L’élément déclencheur de leur colère remonte aux dernières élections des représentants patronaux au sein de l’URSSAF, début décembre : contrairement à l’accord ratifié en octobre dernier par les présidents des trois principales organisations patronales, (Marc Roumeas pour le Medef, Henry Douais pour la CGPME et Antoine Marques pour l'UPA), la CGPME aurait choisi de manoeuvrer seule et dans l’ombre afin de s’emparer de la présidence de l’organisme paritaire. "Alors que les trois syndicats étaient d'accord pour nommer une personne, au dernier moment la CGPME 30 n'a pas voté pour elle mais pour une de ses administratrices, chef d'entreprise qui avait tout intérêt à prendre la tête de la présidence de l'URSSAF, confie Martine Tiberino, ancienne administratrice de la CGPME 30 qui se fait le porte-parole du Collectif Gardois. On ne peut pas bafouer ainsi un accord écrit, et renier sa propre signature. Cette logique d’affrontement permanente avec les autres syndicats est en total décalage avec le contexte économique. Nous devons sortir la CGPME 30 de son asservissement politique, pour revenir à nos fondamentaux, et agir en chefs d’entreprises."
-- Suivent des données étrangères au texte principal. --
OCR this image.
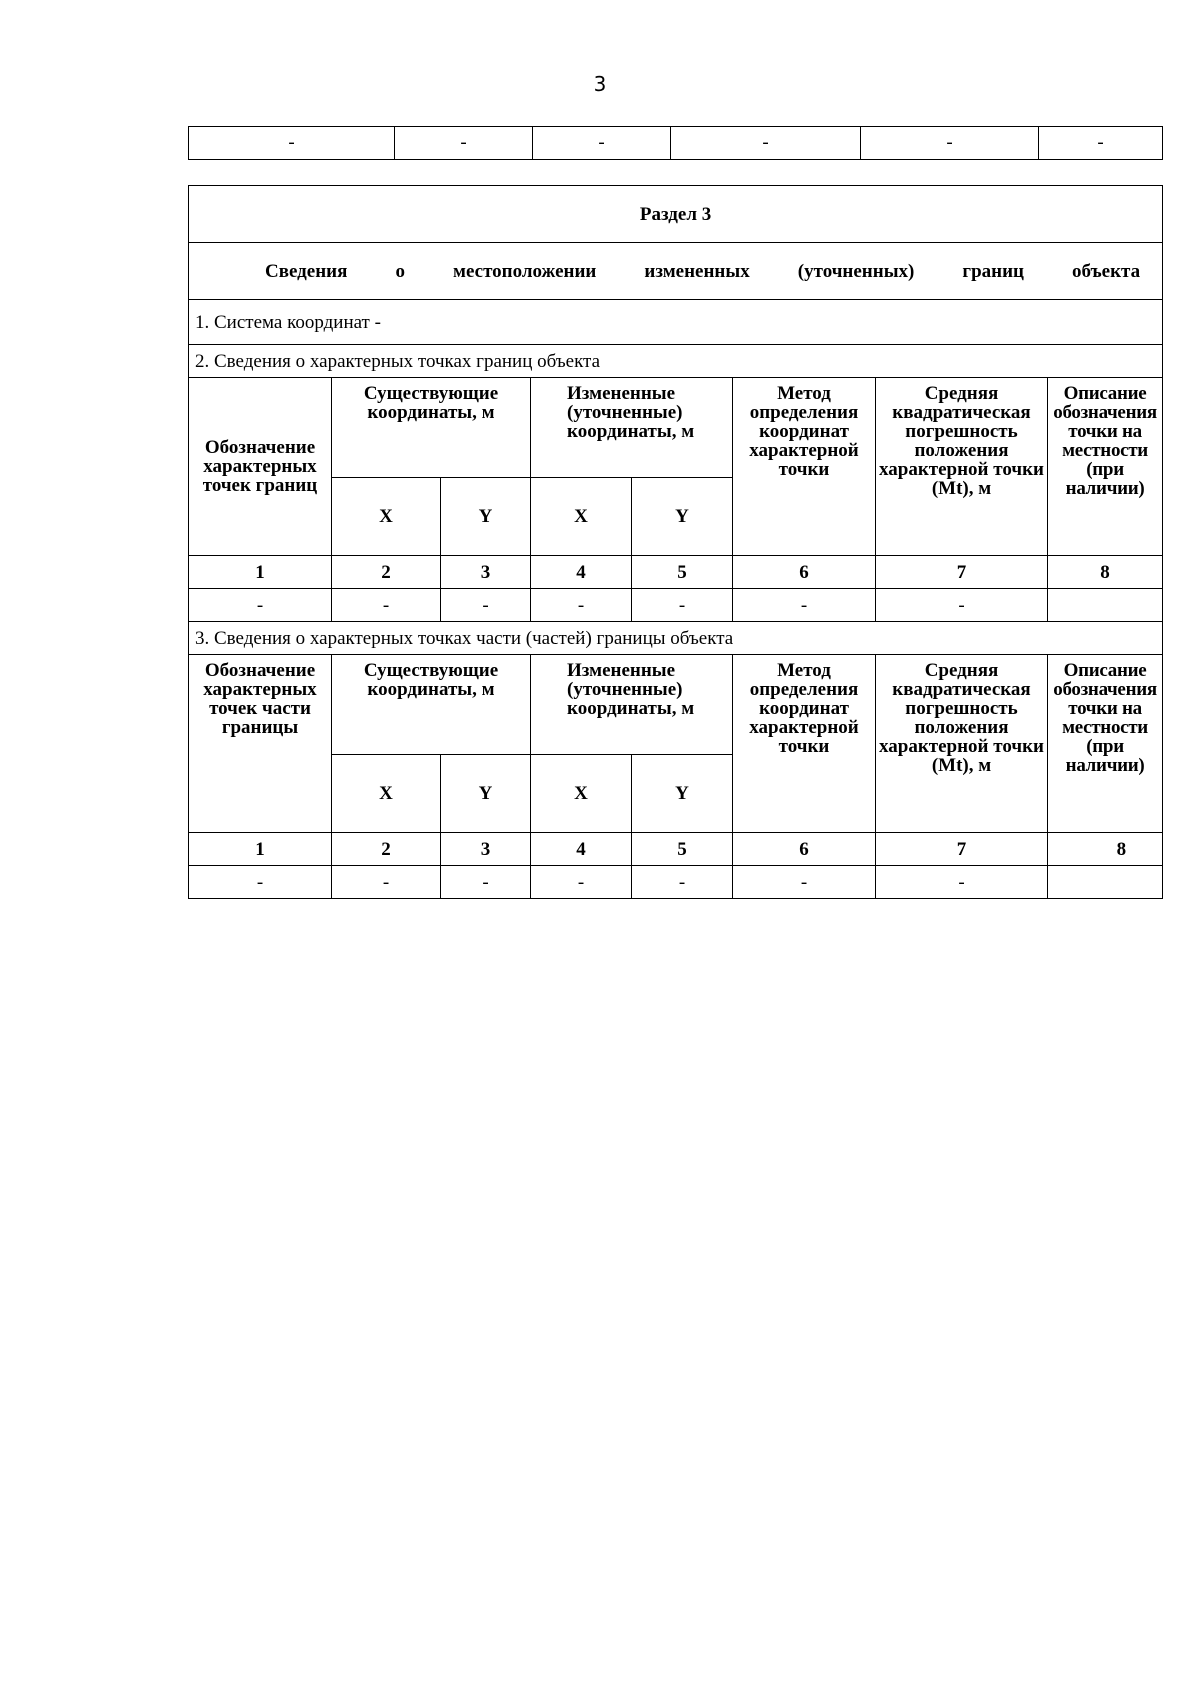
3
-	-	-	-	-	-
Раздел 3							
Сведения о местоположении измененных (уточненных) границ объекта							
1. Система координат -							
2. Сведения о характерных точках границ объекта							
Обозначение характерных точек границ	Существующие координаты, м		Измененные (уточненные) координаты, м		Метод определения координат характерной точки	Средняя квадратическая погрешность положения характерной точки (Mt), м	Описание обозначения точки на местности (при наличии)
	X	Y	X	Y			
1	2	3	4	5	6	7	8
-	-	-	-	-	-	-	
3. Сведения о характерных точках части (частей) границы объекта							
Обозначение характерных точек части границы	Существующие координаты, м		Измененные (уточненные) координаты, м		Метод определения координат характерной точки	Средняя квадратическая погрешность положения характерной точки (Mt), м	Описание обозначения точки на местности (при наличии)
	X	Y	X	Y			
1	2	3	4	5	6	7	8
-	-	-	-	-	-	-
Un asservissement politique qui, bien évidemment, fait écho au statut d'Henry Douais, adjoint au maire, délégué chargé des quartiers Grézan, Chemin-Bas-d'Avignon, délégué aux associations et à la coordination des conseils de quartiers. Une tâche sur un mandat de président de syndicat professionnel ? La réponse est sans appel et sans surprise. "La CGPME se doit d'être transparente. On doit pouvoir travailler avec tout le monde. La politique freine cette bonne entente." Et puis qui dit politique dit forcément ambition et là, encore une fois, le Colletif Gardois met en garde : "On ne peut pas accepter qu'un dirigeant inconnu à la CGPME il y a quelques mois à peine, se serve ainsi de notre syndicat comme d'un marchepied pour les prochaines municipales". Aïe, la critique est sévère et ce n'est pas terminé.

Virée pour non respect du code de déontologie

"Henry Douais veut mener sa barque tout seul, nous sommes contre cette dictature. On l'a bien vu lors des élections de la CCI de Nîmes. Régulièrement, il fait passer ses intérêts personnels avant ceux des  entreprises qui ont besoin d'être soutenues. Et dès que des administrateurs de la CGPME 30 font part de quelques anomalies au sein du syndicat professionnel, on les vire", explique Martine Tiberino, affirmant que c'est ce qui s'est passé dans son cas. "Officiellement, j'ai été virée parce que je n'aurais pas respecté le code de déontologie. Je m'explique. J'ai affirmé, et je l'affirme toujours d'ailleurs, qu'Henry Douais ne faisait pas son travail de président, qu'il ne venait que rarement à son bureau tout comme aux réunions."

Évincée de la CGPME 30 et pas assez proche du Medef (nous parlons de convictions), Martine avec trois de ses collègues a donc décidé de se lancer dans la création du Collectif Gardois, qui ne compte aujourd'hui que quatre membres. "Cette initiative a pour objectif de faire réagir Jean-Marc Roubaud, président national de la CGPME, pour qu'il mette sous tutelle l'antenne du Gard et qu'il donne la place de président à quelqu'un de compétent. Une fois la CGPME 30 redéfinie, le Collectif Gardois acceptera de s'y rallier. Nous ne sommes pas pour la division, mais bien pour travailler ensemble et correctement."

La réponse de la CGPME 30 via un communiqué de presse

"La CGPME 30 par la voix de son Conseil d'Administration répond aux 4 amnésiques qui étaient jadis adhérents de la CGPME 30 et qui subitement retrouvent la mémoire de manière opportuniste dans un contexte d'élections consulaires.

Ces 4 cavaliers masqués ont franchis depuis longtemps le rubicon pour accoster sur les berges du MEDEF. Ils n'ont plus aucuneé  légitimité pour parler au nom de la CGPME 30.

L'organisation patronale des TPE et PME nationale,régionale,départementale n'accorde aucun crédit aux gesticulations habituelles des groupes collectifs ou toute autre association éphémère qui émaillent les scrutins consulaires et qui ont pour unique vocation de tenter de discréditer l'image et l'investissement d'une honorable et respectable Institution qu'est la CGPME au service des entreprises."